For every merger and acquisition that goes through there are several that fall through. It’s a risk of doing business. In some cases there are clauses built into the deal to keep one side from backing out: clauses that cause a side to pay a large fee if they decide to bail on the M&A before the deal is done. These can be steep in the case of multi-billion dollar deals, but in smaller M&As these fees are smaller percentages or even non-existent, giving the cold-feet seller a chance to back out without ever getting through to the nitty gritty details–or even after.
So what can you do to save a deal–something that you may have been working on for months or years–if it suddenly starts to go south?
We Haven’t All Been Through This Before
In many cases, if you’re the larger company, you may have gone through an M&A before. This may be old hat. But the company that you’re acquiring–this may be the life’s goal and dream of the CEO and founders and they have never had to face the prospect of being bought out before. They don’t know what it’s like–and this is their baby. This is the company that they poured tears, sweat, and blood into to make it a reality and now it’s going off to be a part of a larger conglomerate. Maybe they’re staying on as management, but they’re not going to be calling the shots as they always had (possibly since they started this company in their garage) and it’s no surprise that they’re going to get cold feet.

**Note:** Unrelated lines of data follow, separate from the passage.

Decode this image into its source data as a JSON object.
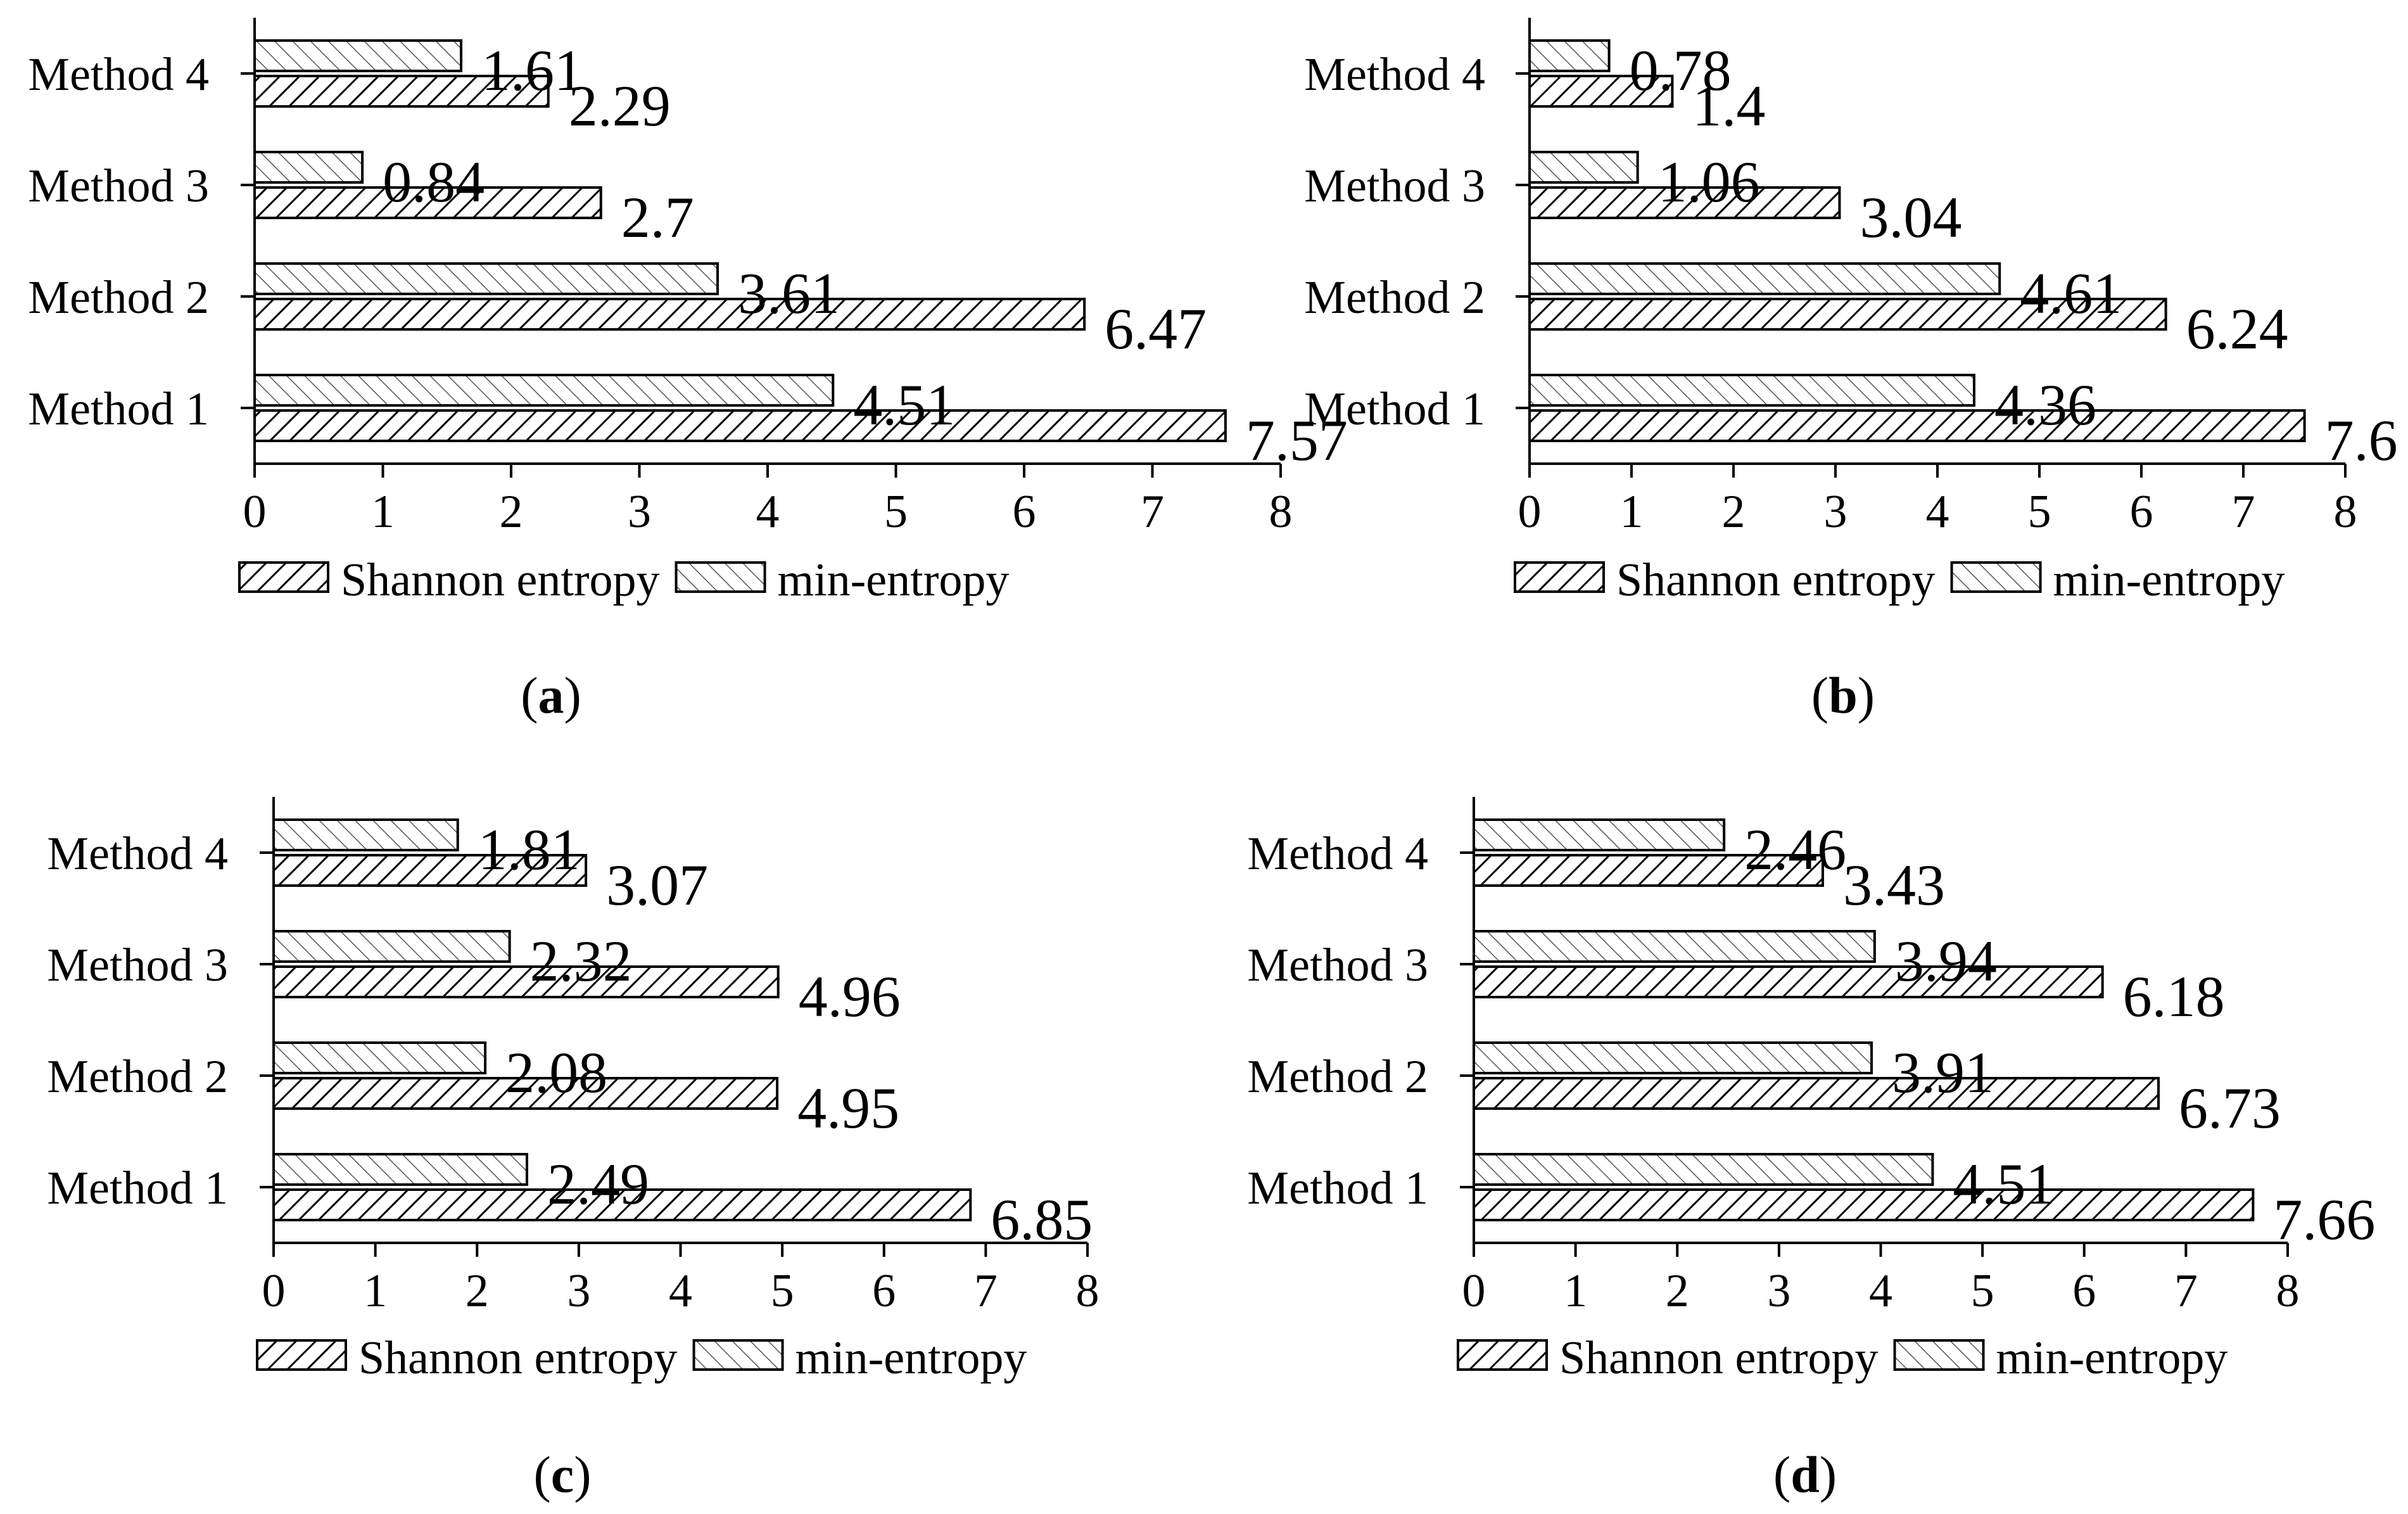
{
  "series_names": [
    "Shannon entropy",
    "min-entropy"
  ],
  "chart_data": [
    {
      "type": "bar",
      "orientation": "horizontal",
      "caption": "a",
      "categories": [
        "Method 1",
        "Method 2",
        "Method 3",
        "Method 4"
      ],
      "series": [
        {
          "name": "Shannon entropy",
          "values": [
            7.57,
            6.47,
            2.7,
            2.29
          ]
        },
        {
          "name": "min-entropy",
          "values": [
            4.51,
            3.61,
            0.84,
            1.61
          ]
        }
      ],
      "xlim": [
        0,
        8
      ],
      "xticks": [
        "0",
        "1",
        "2",
        "3",
        "4",
        "5",
        "6",
        "7",
        "8"
      ],
      "legend": "bottom"
    },
    {
      "type": "bar",
      "orientation": "horizontal",
      "caption": "b",
      "categories": [
        "Method 1",
        "Method 2",
        "Method 3",
        "Method 4"
      ],
      "series": [
        {
          "name": "Shannon entropy",
          "values": [
            7.6,
            6.24,
            3.04,
            1.4
          ]
        },
        {
          "name": "min-entropy",
          "values": [
            4.36,
            4.61,
            1.06,
            0.78
          ]
        }
      ],
      "xlim": [
        0,
        8
      ],
      "xticks": [
        "0",
        "1",
        "2",
        "3",
        "4",
        "5",
        "6",
        "7",
        "8"
      ],
      "legend": "bottom"
    },
    {
      "type": "bar",
      "orientation": "horizontal",
      "caption": "c",
      "categories": [
        "Method 1",
        "Method 2",
        "Method 3",
        "Method 4"
      ],
      "series": [
        {
          "name": "Shannon entropy",
          "values": [
            6.85,
            4.95,
            4.96,
            3.07
          ]
        },
        {
          "name": "min-entropy",
          "values": [
            2.49,
            2.08,
            2.32,
            1.81
          ]
        }
      ],
      "xlim": [
        0,
        8
      ],
      "xticks": [
        "0",
        "1",
        "2",
        "3",
        "4",
        "5",
        "6",
        "7",
        "8"
      ],
      "legend": "bottom"
    },
    {
      "type": "bar",
      "orientation": "horizontal",
      "caption": "d",
      "categories": [
        "Method 1",
        "Method 2",
        "Method 3",
        "Method 4"
      ],
      "series": [
        {
          "name": "Shannon entropy",
          "values": [
            7.66,
            6.73,
            6.18,
            3.43
          ]
        },
        {
          "name": "min-entropy",
          "values": [
            4.51,
            3.91,
            3.94,
            2.46
          ]
        }
      ],
      "xlim": [
        0,
        8
      ],
      "xticks": [
        "0",
        "1",
        "2",
        "3",
        "4",
        "5",
        "6",
        "7",
        "8"
      ],
      "legend": "bottom"
    }
  ]
}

Now comes the time to finesse the seller, to assuage their concerns. A hostile, brute-force takeover bid might not be the thing that wins the hearts and minds of the people who represent the intellectual capital of the company that you’re purchasing. It’s time to put on the kid gloves and treat these individuals like the rookies they are, coaxing them through the process, putting their minds at rest, calming their fears. You may not think that a CEO of a successful start up needs hand holding–and they may not think they want it either–but going through an M&A is traumatic, and being tolerant of their concerns is a totally rational (and strategically smart) thing to do.
In it For the Long Haul
Mergers and acquisitions take a long time, and when you first make the proposition to buy a company or merge with them, it may seem like their ship has come in and everything from here on out should be smooth sailing. But what a company may not be ready for is all of the inevitable bumps in the road and the constant complications that make an M&A one of the most difficult maneuvers in the corporate world.

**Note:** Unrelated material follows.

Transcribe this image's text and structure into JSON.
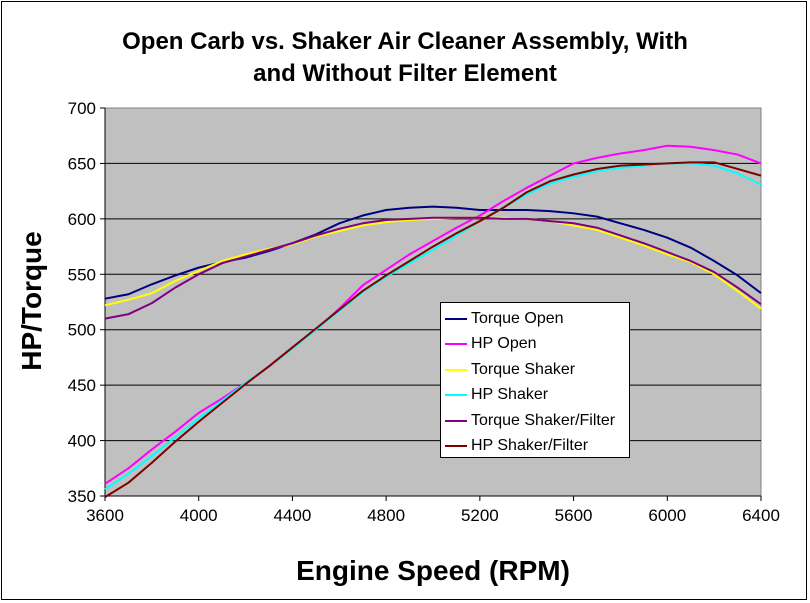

As evidenced by the need for Virtual Data Rooms (and the past need for brick-and-mortar data rooms) there are tons of documents to be pored over and examined in detail: financial records, operating records, personnel records. It’s a laborious process and it can lead to friction between the two companies when the honeymoon period of the M&A announcement has worn off. Knowing you’re in it for the long haul–and knowing how to assuage the concerns of the other company’s stakeholders–is key to making sure that the deal gets saved and that the merger and acquisition goes through.
Understand Privacy Concerns–and How to Overcome Them
No matter how clean your records are, opening them up to the employees of another company who is looking into buying you out or merging with you can be a harrowing experience, not just for the executives, but for the finance team and the operations team, and the human resources team. You have a personal relationship with this company, and what may have been a bump in the road–a month with bad sales or the loss of a big customer–may look embarrassing when you have someone going through it with a magnifying glass.
Now comes time for the Virtual Data Room. You want your information secure and inspected only by people who have the right permissions. The last thing you want is for a data breach to happen and to lose valuable information–that will put a quick end to any M&A. Using a fully encrypted VDR will negate the possibility of precious documents getting leaked and losing the faith of your stakeholders (or the stakeholders of your acquiring company).
All throughout the process, there will be stakeholders who have opinions about the M&A. Maybe they have invested and don’t like the terms that you agreed to in your merger agreement and they’ve been stewing. Maybe they’re employees who aren’t certain of whether they’re going to have jobs in the coming months. All of these are legitimate concerns that need to be handled with kid gloves and made to feel part of the process and needed. Saving the deal means saving the stakeholders’ interest in the deal, because they make up a significant portion of the deal to be saved.
Inevitably there are going to be culture clashes. Leadership styles are different. Company culture is different. Perhaps the M&A will actually move the headquarters of the office to a different place, requiring a significant portion of the staff to uproot their lives and trek across the state–or country–to resume their new (and changed) duties. Saving a sale means that you’re saving the things about the acquired company that are good–there are reasons you bought it, right?–while incorporating them into the new company dynamic. Preserving all of that human capital is essential to making the M&A worth it.
Saving the Deal
As we’ve outlined above, buying a company is not as simple as buying a product off a shelf. It is a long process that causes stress on everyone–your company and their company–and you need to preserve the things about them that made you want to buy them in the first place. By keeping the seller in mind, and watching out for them throughout the whole process, you can ensure that you’re getting the best of your purchase–and saving the deal.